Spark can act like a **database system**, allowing you to create **databases**, **tables**, and **views**.  
A table in Spark consists of two parts:  

1. **Table Data** → stored as files in distributed storage (HDFS, S3, etc.).  
2. **Table Metadata** → stored in the **catalog (metastore)**, which holds schema, table name, database name, partitions, and data location.  

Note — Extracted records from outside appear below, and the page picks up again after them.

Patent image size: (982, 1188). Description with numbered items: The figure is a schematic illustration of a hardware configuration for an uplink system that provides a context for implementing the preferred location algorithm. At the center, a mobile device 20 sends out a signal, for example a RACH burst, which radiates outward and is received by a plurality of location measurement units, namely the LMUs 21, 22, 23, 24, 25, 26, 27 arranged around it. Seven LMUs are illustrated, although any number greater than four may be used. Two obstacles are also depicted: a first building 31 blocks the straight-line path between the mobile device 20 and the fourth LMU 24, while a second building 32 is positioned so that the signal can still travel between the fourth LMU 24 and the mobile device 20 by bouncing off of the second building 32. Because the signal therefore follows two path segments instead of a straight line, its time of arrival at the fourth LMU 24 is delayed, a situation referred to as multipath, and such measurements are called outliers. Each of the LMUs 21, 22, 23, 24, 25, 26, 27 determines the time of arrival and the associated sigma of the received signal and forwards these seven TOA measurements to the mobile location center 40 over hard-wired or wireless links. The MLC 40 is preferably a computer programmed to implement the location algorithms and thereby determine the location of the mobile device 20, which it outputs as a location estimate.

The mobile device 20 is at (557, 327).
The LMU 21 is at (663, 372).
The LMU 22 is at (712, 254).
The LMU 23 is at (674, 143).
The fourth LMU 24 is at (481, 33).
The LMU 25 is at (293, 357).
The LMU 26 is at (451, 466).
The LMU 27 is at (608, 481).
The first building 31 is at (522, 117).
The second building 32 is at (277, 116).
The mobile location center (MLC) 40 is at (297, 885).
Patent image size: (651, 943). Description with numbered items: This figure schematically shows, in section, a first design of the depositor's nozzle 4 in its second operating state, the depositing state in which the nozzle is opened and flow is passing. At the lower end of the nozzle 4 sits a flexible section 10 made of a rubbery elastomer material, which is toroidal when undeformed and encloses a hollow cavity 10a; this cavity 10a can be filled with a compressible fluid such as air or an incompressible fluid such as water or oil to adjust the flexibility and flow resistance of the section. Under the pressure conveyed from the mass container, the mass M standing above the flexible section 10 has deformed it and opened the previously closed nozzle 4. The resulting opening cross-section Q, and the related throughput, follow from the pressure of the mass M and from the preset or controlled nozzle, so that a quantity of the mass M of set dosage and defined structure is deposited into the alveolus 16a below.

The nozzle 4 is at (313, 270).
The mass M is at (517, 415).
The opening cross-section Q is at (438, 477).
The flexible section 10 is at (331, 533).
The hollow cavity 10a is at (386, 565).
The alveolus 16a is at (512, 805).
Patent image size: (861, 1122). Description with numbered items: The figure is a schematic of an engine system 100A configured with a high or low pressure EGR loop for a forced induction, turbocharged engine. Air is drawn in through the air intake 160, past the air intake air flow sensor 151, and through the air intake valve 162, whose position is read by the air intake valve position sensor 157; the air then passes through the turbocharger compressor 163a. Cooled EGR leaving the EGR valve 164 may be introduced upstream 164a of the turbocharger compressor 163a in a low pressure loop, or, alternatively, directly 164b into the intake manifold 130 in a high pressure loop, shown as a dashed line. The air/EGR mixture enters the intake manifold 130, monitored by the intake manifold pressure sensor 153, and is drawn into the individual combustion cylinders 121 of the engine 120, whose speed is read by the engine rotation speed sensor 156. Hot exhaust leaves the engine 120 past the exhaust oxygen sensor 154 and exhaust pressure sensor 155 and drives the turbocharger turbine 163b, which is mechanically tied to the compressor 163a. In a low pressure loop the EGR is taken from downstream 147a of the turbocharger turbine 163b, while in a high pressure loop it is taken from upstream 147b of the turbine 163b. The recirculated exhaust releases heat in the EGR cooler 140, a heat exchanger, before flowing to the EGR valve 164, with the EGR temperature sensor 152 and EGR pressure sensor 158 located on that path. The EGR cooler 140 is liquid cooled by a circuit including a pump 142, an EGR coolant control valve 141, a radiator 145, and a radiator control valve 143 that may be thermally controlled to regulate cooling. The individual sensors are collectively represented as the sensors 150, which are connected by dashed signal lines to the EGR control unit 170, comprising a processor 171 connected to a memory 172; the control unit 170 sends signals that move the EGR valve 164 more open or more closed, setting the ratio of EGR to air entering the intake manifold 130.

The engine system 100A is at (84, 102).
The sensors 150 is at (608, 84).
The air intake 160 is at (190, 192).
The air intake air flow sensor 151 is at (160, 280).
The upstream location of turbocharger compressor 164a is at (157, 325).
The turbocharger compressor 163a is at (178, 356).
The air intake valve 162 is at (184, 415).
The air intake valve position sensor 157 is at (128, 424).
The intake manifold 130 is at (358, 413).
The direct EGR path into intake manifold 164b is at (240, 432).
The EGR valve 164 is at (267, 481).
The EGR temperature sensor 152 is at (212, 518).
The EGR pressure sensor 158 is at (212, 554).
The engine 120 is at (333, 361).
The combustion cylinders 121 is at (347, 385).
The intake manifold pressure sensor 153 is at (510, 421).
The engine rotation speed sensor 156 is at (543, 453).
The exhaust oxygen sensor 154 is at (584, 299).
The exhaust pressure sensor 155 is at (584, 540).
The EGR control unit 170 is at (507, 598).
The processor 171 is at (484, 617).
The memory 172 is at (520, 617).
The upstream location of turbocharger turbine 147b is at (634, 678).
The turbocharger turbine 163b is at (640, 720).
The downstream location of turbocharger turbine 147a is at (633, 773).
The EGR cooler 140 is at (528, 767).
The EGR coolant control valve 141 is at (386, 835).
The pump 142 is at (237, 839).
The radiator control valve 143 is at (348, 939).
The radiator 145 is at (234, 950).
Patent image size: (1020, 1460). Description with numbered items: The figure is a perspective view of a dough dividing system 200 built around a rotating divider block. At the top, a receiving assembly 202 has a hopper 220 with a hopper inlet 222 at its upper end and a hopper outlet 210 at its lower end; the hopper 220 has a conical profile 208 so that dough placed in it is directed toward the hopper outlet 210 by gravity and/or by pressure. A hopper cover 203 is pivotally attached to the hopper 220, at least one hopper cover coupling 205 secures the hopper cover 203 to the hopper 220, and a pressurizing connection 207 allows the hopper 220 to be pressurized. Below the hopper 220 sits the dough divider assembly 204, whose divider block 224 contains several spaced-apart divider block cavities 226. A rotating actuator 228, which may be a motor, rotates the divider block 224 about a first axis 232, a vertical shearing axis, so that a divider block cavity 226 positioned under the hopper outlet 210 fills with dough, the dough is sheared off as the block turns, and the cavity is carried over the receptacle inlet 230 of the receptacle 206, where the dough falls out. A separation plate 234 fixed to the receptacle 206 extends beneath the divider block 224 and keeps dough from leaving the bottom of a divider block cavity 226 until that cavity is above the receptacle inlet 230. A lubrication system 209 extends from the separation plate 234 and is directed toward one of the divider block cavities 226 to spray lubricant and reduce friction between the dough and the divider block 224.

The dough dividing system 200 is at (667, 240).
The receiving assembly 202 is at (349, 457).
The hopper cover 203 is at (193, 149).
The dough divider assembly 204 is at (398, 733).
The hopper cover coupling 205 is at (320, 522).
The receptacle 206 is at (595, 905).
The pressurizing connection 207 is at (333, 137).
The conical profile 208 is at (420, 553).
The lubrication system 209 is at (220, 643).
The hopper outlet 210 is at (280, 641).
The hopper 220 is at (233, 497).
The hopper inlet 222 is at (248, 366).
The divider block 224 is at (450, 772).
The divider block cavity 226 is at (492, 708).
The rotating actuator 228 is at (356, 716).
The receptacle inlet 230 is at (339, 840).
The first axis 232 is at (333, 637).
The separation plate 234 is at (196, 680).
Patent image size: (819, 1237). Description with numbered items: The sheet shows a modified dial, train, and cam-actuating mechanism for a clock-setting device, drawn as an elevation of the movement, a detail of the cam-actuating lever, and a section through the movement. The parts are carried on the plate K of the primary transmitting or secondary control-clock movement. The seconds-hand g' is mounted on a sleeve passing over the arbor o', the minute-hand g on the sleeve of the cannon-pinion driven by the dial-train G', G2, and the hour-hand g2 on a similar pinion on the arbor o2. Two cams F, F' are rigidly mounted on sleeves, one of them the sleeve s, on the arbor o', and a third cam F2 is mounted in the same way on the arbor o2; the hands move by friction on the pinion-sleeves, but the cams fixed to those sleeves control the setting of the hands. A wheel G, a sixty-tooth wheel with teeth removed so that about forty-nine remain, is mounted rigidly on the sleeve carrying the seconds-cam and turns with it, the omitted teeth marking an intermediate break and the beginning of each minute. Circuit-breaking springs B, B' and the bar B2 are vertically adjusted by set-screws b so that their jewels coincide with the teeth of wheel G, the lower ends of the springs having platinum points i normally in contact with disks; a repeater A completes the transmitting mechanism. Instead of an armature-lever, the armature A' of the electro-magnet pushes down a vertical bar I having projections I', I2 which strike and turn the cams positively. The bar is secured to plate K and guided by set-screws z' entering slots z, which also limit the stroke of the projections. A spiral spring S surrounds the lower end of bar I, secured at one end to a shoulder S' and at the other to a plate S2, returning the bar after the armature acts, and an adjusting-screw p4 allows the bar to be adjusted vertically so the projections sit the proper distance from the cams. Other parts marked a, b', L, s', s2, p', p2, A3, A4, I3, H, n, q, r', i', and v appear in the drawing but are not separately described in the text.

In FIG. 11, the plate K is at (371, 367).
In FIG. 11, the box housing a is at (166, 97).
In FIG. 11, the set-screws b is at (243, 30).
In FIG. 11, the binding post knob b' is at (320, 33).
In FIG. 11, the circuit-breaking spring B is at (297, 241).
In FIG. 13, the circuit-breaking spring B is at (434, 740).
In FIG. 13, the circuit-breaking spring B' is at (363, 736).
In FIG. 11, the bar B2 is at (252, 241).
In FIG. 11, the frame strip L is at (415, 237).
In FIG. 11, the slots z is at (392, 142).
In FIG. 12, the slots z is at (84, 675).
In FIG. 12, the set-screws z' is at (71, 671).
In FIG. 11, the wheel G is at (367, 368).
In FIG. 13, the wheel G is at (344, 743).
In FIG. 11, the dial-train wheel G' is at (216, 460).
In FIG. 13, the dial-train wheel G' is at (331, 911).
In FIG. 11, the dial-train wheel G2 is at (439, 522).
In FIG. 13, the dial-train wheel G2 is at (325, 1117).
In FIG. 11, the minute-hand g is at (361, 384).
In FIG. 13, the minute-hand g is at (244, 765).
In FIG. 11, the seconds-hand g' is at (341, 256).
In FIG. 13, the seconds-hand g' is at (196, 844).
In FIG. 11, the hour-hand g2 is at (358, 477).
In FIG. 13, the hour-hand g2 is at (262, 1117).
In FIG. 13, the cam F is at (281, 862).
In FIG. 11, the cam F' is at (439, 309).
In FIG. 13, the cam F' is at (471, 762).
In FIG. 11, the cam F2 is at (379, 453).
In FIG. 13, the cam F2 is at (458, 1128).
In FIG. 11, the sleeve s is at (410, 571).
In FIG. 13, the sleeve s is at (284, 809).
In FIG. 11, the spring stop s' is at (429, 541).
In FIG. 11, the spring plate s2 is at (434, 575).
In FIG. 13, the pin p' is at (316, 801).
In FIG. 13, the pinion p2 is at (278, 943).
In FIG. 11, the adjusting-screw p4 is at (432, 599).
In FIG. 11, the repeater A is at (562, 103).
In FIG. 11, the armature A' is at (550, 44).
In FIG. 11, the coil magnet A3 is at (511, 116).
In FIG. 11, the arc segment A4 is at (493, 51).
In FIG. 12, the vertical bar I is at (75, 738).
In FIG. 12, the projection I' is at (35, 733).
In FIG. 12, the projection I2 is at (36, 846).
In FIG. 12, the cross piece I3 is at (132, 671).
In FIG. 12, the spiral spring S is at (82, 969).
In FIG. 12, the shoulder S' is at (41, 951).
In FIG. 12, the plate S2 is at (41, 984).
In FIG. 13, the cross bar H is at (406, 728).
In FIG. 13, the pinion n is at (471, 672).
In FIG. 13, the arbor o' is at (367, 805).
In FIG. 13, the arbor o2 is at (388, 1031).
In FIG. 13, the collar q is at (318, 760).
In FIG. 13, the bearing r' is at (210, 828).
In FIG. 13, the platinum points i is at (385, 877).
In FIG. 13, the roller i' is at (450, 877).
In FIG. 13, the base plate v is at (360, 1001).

By default, Spark uses an **in-memory catalog** (session-based), but for persistence it reuses the **Hive Metastore**.

---

## 🔹 Types of Spark Tables
Spark supports two types of tables:  
1. **Managed Tables**  
2. **Unmanaged (External) Tables**

---

## Managed Tables
- Spark manages **both data and metadata**.  
- Data is stored under the **warehouse directory**:  
  ```
  spark.sql.warehouse.dir
  ```
- You don’t specify a location — Spark decides it.  
- Dropping a managed table deletes **both metadata and data**.  

### Example
```python
df.write.saveAsTable("my_managed_table")
```

![Managed Table](./images/managed_table.png)

**Advantages:**
- Simple management (Spark handles location and lifecycle).  
- Supports advanced features like **bucketing** and **sorting**.  
- Future Spark SQL improvements target managed tables.  

---

## Unmanaged (External) Tables
- Spark manages **only metadata**, **not the data**.  
- You must specify the **data location** when creating the table.  
- Dropping an unmanaged table deletes **only metadata**, the underlying data files remain intact.  

### Example
```sql
CREATE TABLE my_unmanaged_table (
    col1 INT,
    col2 STRING
)
USING PARQUET
LOCATION '/data/external/myfiles/';
```

![Unmanaged Table](./images/unmanaged.png)

**Use Case:**
- Reuse existing data files (already in S3, HDFS, etc.) as a Spark SQL table.  
- No control over data lifecycle (Spark won’t move or delete the files).  

---

## 🔎 Key Differences: Managed vs Unmanaged

| Feature              | Managed Table                        | Unmanaged Table (External)      |
|----------------------|--------------------------------------|---------------------------------|
| Data Location        | Stored in `spark.sql.warehouse.dir`  | Must be provided by user        |
| Data Lifecycle       | Spark manages data + metadata        | Spark manages only metadata     |
| Drop Table Behavior  | Deletes data + metadata              | Deletes only metadata           |
| Advanced Features    | Supports bucketing & sorting         | No bucketing/sorting (no control over data) |
| Use Case             | Default, clean management, full SQL  | Reuse existing external data     |

---

## ✅ Summary
- **Managed Tables**: Spark controls everything, best for new data pipelines, supports bucketing & sorting.  
- **Unmanaged Tables**: Only metadata managed, best for temporarily mapping **existing data** to Spark SQL, Spark has no control over the data.